Zhang Wanqiao, a Chinese researcher from Qihoo, discovered a vulnerability that allows a hacker to eavesdrop on a conversation, read a user’s texts, and track the smartphone’s location through a 4G LTE weakness.
The vulnerability can be exploited on any 4G LTE network and is based off of a “fail-safe,” which is typically used during emergencies, such as natural disasters or phone tower overloads requiring redirection. The hack uses fake LTE towers to downgrade a phone’s LTE to 3G, and then ultimately down to 2G, where several vulnerabilities can be exploited.
While researchers brought this vulnerability up before, 3GPP, the organization that sets mobile data network standards and enforces them, acknowledged the problem but did nothing to fix it.
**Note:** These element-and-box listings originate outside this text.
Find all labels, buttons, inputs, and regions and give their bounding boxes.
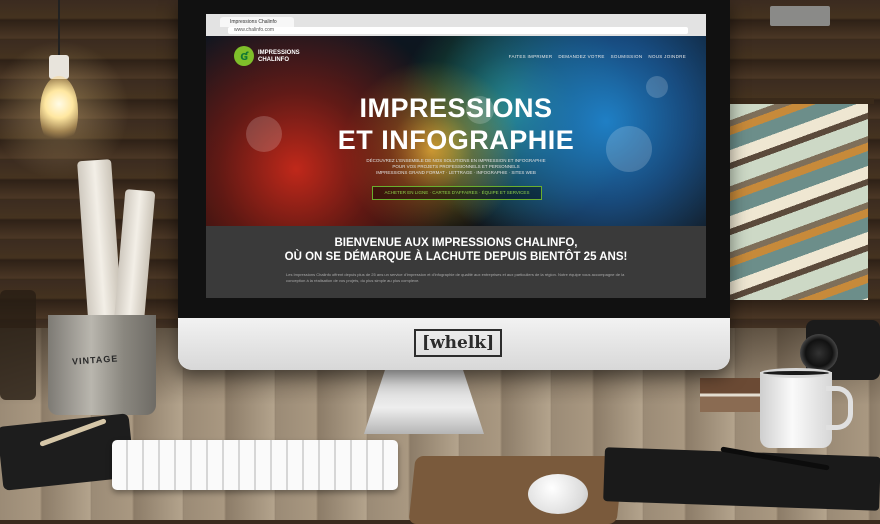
wall-tapestry xyxy=(728,104,868,300)
mouse[interactable] xyxy=(528,474,588,514)
drawing-tablet[interactable] xyxy=(603,447,880,511)
lamp-cord xyxy=(58,0,60,60)
glass-jar xyxy=(0,290,36,400)
welcome-line1: BIENVENUE AUX IMPRESSIONS CHALINFO, xyxy=(334,237,578,249)
browser-tab[interactable]: Impressions Chalinfo xyxy=(220,17,294,27)
brand-text: [whelk] xyxy=(422,333,495,353)
logo-line2: CHALINFO xyxy=(258,57,289,63)
keyboard[interactable] xyxy=(112,440,398,490)
logo-line1: IMPRESSIONS xyxy=(258,50,300,56)
hero-banner: ʛ IMPRESSIONS CHALINFO FAITES IMPRIMER D… xyxy=(206,36,706,226)
hero-title-line2: ET INFOGRAPHIE xyxy=(337,125,575,155)
monitor-screen: Impressions Chalinfo www.chalinfo.com ʛ … xyxy=(206,14,706,298)
tab-title: Impressions Chalinfo xyxy=(230,19,277,25)
monitor-chin: [whelk] xyxy=(178,318,730,370)
hero-title-line1: IMPRESSIONS xyxy=(359,93,553,123)
enamel-mug xyxy=(760,372,832,448)
address-text: www.chalinfo.com xyxy=(234,27,275,33)
pencil-cup: VINTAGE xyxy=(48,315,156,415)
light-bulb-icon xyxy=(40,76,78,146)
hero-title: IMPRESSIONS ET INFOGRAPHIE xyxy=(206,92,706,156)
chalinfo-logo-icon[interactable]: ʛ xyxy=(234,46,254,66)
address-bar[interactable]: www.chalinfo.com xyxy=(228,27,688,34)
logo-text[interactable]: IMPRESSIONS CHALINFO xyxy=(258,50,300,64)
nav-item[interactable]: SOUMISSION xyxy=(611,54,643,59)
mug-handle xyxy=(826,386,853,430)
main-nav: FAITES IMPRIMER DEMANDEZ VOTRE SOUMISSIO… xyxy=(356,54,686,59)
nav-item[interactable]: NOUS JOINDRE xyxy=(648,54,686,59)
welcome-body: Les Impressions Chalinfo offrent depuis … xyxy=(286,272,625,283)
shelf-object xyxy=(770,6,830,26)
hero-subtitle: DÉCOUVREZ L'ENSEMBLE DE NOS SOLUTIONS EN… xyxy=(346,158,566,176)
mouse-pad xyxy=(408,456,624,524)
welcome-section: BIENVENUE AUX IMPRESSIONS CHALINFO, OÙ O… xyxy=(206,226,706,298)
welcome-line2: OÙ ON SE DÉMARQUE À LACHUTE DEPUIS BIENT… xyxy=(284,251,628,263)
monitor-brand-logo: [whelk] xyxy=(414,329,503,357)
welcome-title: BIENVENUE AUX IMPRESSIONS CHALINFO, OÙ O… xyxy=(206,236,706,264)
camera-lens xyxy=(800,334,838,372)
cup-label-text: VINTAGE xyxy=(71,353,119,367)
browser-chrome: Impressions Chalinfo www.chalinfo.com xyxy=(206,14,706,36)
nav-item[interactable]: FAITES IMPRIMER xyxy=(509,54,553,59)
nav-item[interactable]: DEMANDEZ VOTRE xyxy=(558,54,604,59)
hero-sub-line: IMPRESSIONS GRAND FORMAT · LETTRAGE · IN… xyxy=(376,170,536,175)
mug-rim xyxy=(760,368,832,378)
cta-label: ACHETER EN LIGNE · CARTES D'AFFAIRES · É… xyxy=(384,190,530,195)
cta-button[interactable]: ACHETER EN LIGNE · CARTES D'AFFAIRES · É… xyxy=(372,186,542,200)
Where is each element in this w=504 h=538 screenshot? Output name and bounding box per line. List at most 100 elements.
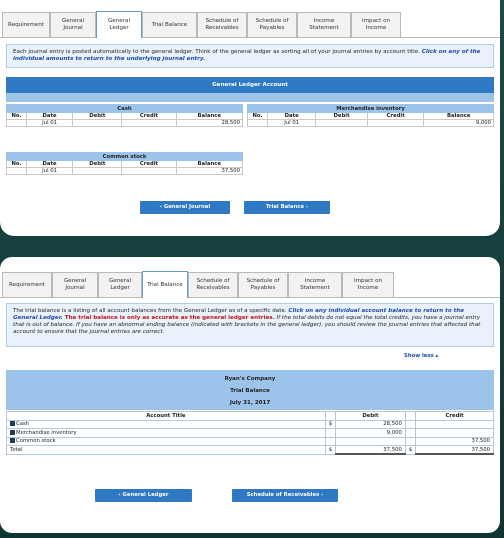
tab-general-journal[interactable]: General Journal: [52, 272, 98, 297]
report-date: July 31, 2017: [229, 400, 271, 406]
tab-schedule-payables[interactable]: Schedule of Payables: [247, 12, 297, 37]
col-debit: Debit: [315, 112, 368, 120]
general-ledger-button[interactable]: ‹ General Ledger: [95, 489, 192, 502]
tab-impact-income[interactable]: Impact on Income: [342, 272, 394, 297]
tab-income-statement[interactable]: Income Statement: [288, 272, 342, 297]
col-balance: Balance: [423, 112, 494, 120]
col-credit: Credit: [366, 112, 425, 120]
tab-bar: Requirement General Journal General Ledg…: [0, 257, 500, 298]
company-name: Ryan's Company: [224, 376, 276, 382]
col-date: Date: [266, 112, 317, 120]
col-date: Date: [25, 160, 74, 168]
credit-sign-cell: [404, 436, 417, 446]
tab-bar: Requirement General Journal General Ledg…: [0, 0, 500, 38]
trial-balance-header: Ryan's Company Trial Balance July 31, 20…: [6, 370, 494, 410]
debit-cell[interactable]: [335, 436, 406, 446]
edit-icon: [10, 421, 15, 427]
total-debit-sign: $: [324, 445, 337, 455]
cell-balance[interactable]: 28,500: [175, 119, 244, 127]
cell-debit[interactable]: [315, 119, 368, 127]
col-debit: Debit: [335, 411, 406, 421]
total-row: Total $ 37,500 $ 37,500: [6, 445, 494, 455]
edit-icon: [10, 438, 15, 444]
debit-cell[interactable]: 9,000: [335, 428, 406, 438]
cell-debit[interactable]: [72, 167, 123, 175]
col-credit: Credit: [121, 112, 177, 120]
cell-date[interactable]: Jul 01: [25, 119, 74, 127]
cell-no: [247, 119, 268, 127]
tab-impact-income[interactable]: Impact on Income: [351, 12, 401, 37]
tab-schedule-payables[interactable]: Schedule of Payables: [238, 272, 288, 297]
instructions-text: The trial balance is a listing of all ac…: [13, 308, 289, 314]
col-no: No.: [247, 112, 268, 120]
debit-cell[interactable]: 28,500: [335, 419, 406, 429]
cell-debit[interactable]: [72, 119, 123, 127]
cell-credit[interactable]: [121, 167, 177, 175]
general-journal-button[interactable]: ‹ General Journal: [140, 201, 230, 214]
col-debit: Debit: [72, 160, 123, 168]
total-credit-sign: $: [404, 445, 417, 455]
trial-balance-table: Account Title Debit Credit Cash $ 28,500…: [6, 411, 494, 455]
credit-cell[interactable]: 37,500: [415, 436, 494, 446]
cell-no: [6, 119, 27, 127]
credit-cell[interactable]: [415, 428, 494, 438]
report-name: Trial Balance: [230, 388, 270, 394]
cell-date[interactable]: Jul 01: [25, 167, 74, 175]
show-less-link[interactable]: Show less ▴: [404, 353, 438, 359]
total-credit: 37,500: [415, 445, 494, 455]
timestamp: 09:10 ✓: [397, 202, 470, 222]
col-credit: Credit: [121, 160, 177, 168]
account-title: Cash: [16, 421, 30, 428]
debit-sign-cell: [324, 436, 337, 446]
common-stock-ledger-table: Common stock No. Date Debit Credit Balan…: [6, 152, 244, 175]
trial-balance-button[interactable]: Trial Balance ›: [244, 201, 330, 214]
col-credit-sign: [404, 411, 417, 421]
inventory-ledger-table: Merchandise inventory No. Date Debit Cre…: [247, 104, 494, 127]
trial-balance-panel: Requirement General Journal General Ledg…: [0, 257, 500, 533]
col-debit: Debit: [72, 112, 123, 120]
tab-requirement[interactable]: Requirement: [2, 12, 50, 37]
ledger-row: Jul 01 9,000: [247, 119, 494, 127]
section-subband: [6, 93, 494, 102]
cell-balance[interactable]: 9,000: [423, 119, 494, 127]
edit-icon: [10, 429, 15, 435]
tab-requirement[interactable]: Requirement: [2, 272, 52, 297]
ledger-row: Jul 01 37,500: [6, 167, 244, 175]
debit-sign-cell: $: [324, 419, 337, 429]
instructions-text: Each journal entry is posted automatical…: [13, 49, 422, 55]
cell-no: [6, 167, 27, 175]
tab-trial-balance[interactable]: Trial Balance: [142, 271, 188, 298]
account-title-cell[interactable]: Merchandise inventory: [6, 428, 326, 438]
tab-general-journal[interactable]: General Journal: [50, 12, 96, 37]
schedule-receivables-button[interactable]: Schedule of Receivables ›: [232, 489, 338, 502]
cash-ledger-table: Cash No. Date Debit Credit Balance Jul 0…: [6, 104, 244, 127]
cell-date[interactable]: Jul 01: [266, 119, 317, 127]
cell-credit[interactable]: [121, 119, 177, 127]
debit-sign-cell: [324, 428, 337, 438]
timestamp: 09:13 ✓: [397, 497, 470, 517]
account-name: Merchandise inventory: [247, 104, 494, 113]
tab-schedule-receivables[interactable]: Schedule of Receivables: [188, 272, 238, 297]
tab-income-statement[interactable]: Income Statement: [297, 12, 351, 37]
account-title: Merchandise inventory: [16, 429, 77, 436]
instructions-warning: The trial balance is only as accurate as…: [62, 315, 275, 321]
col-balance: Balance: [175, 160, 244, 168]
tab-trial-balance[interactable]: Trial Balance: [142, 12, 197, 37]
account-title-cell[interactable]: Common stock: [6, 436, 326, 446]
cell-balance[interactable]: 37,500: [175, 167, 244, 175]
account-title: Common stock: [16, 438, 56, 445]
total-label: Total: [6, 445, 326, 455]
col-account-title: Account Title: [6, 411, 326, 421]
table-row: Merchandise inventory 9,000: [6, 428, 494, 438]
account-title-cell[interactable]: Cash: [6, 419, 326, 429]
cell-credit[interactable]: [366, 119, 425, 127]
general-ledger-panel: Requirement General Journal General Ledg…: [0, 0, 500, 236]
account-name: Common stock: [6, 152, 243, 161]
credit-cell[interactable]: [415, 419, 494, 429]
tab-general-ledger[interactable]: General Ledger: [98, 272, 142, 297]
instructions-box: The trial balance is a listing of all ac…: [6, 303, 494, 347]
col-no: No.: [6, 160, 27, 168]
col-date: Date: [25, 112, 74, 120]
tab-schedule-receivables[interactable]: Schedule of Receivables: [197, 12, 247, 37]
tab-general-ledger[interactable]: General Ledger: [96, 11, 142, 38]
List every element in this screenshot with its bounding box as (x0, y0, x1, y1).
In 2015, the issue was brought to the world again in a paper titled Practical attacks against privacy and availability in 4G/LTE mobile communication systems. That same year, the ACLU obtained documents that described the stingray surveillance as having identical vulnerabilities. Wanqiao extended the effective attack outlined by the initial researchers and presented it at DEFCON 24 in August 2016. Then, at Ruxcon this month, he demonstrated the attack, proving it can work on all LTE networks with readily available gear.
A possible reason the vulnerability wasn’t patched may be because it’s a surveillance technique actively used by law enforcement or intelligent agencies as a stingray or IMSI catcher device. While the specifics on how stingrays operate are not entirely clear, many people have drawn similarities between revealed technology and recent research.
As a solution to the 4G LTE vulnerability, choose a VPN that uses OpenVPN, and its TLS protocol will keep your conversations protected even in the event of an attack. Do note that older VPN methods, such as PPTP/L2TP/SOCKS, could still leave your device vulnerable. Since the attack uses readily available hardware and open-source software, an attacker could use this on your smartphone at any moment. As we saw with 3GPP 10 years ago, there doesn’t seem to be any plan to fix the vulnerability.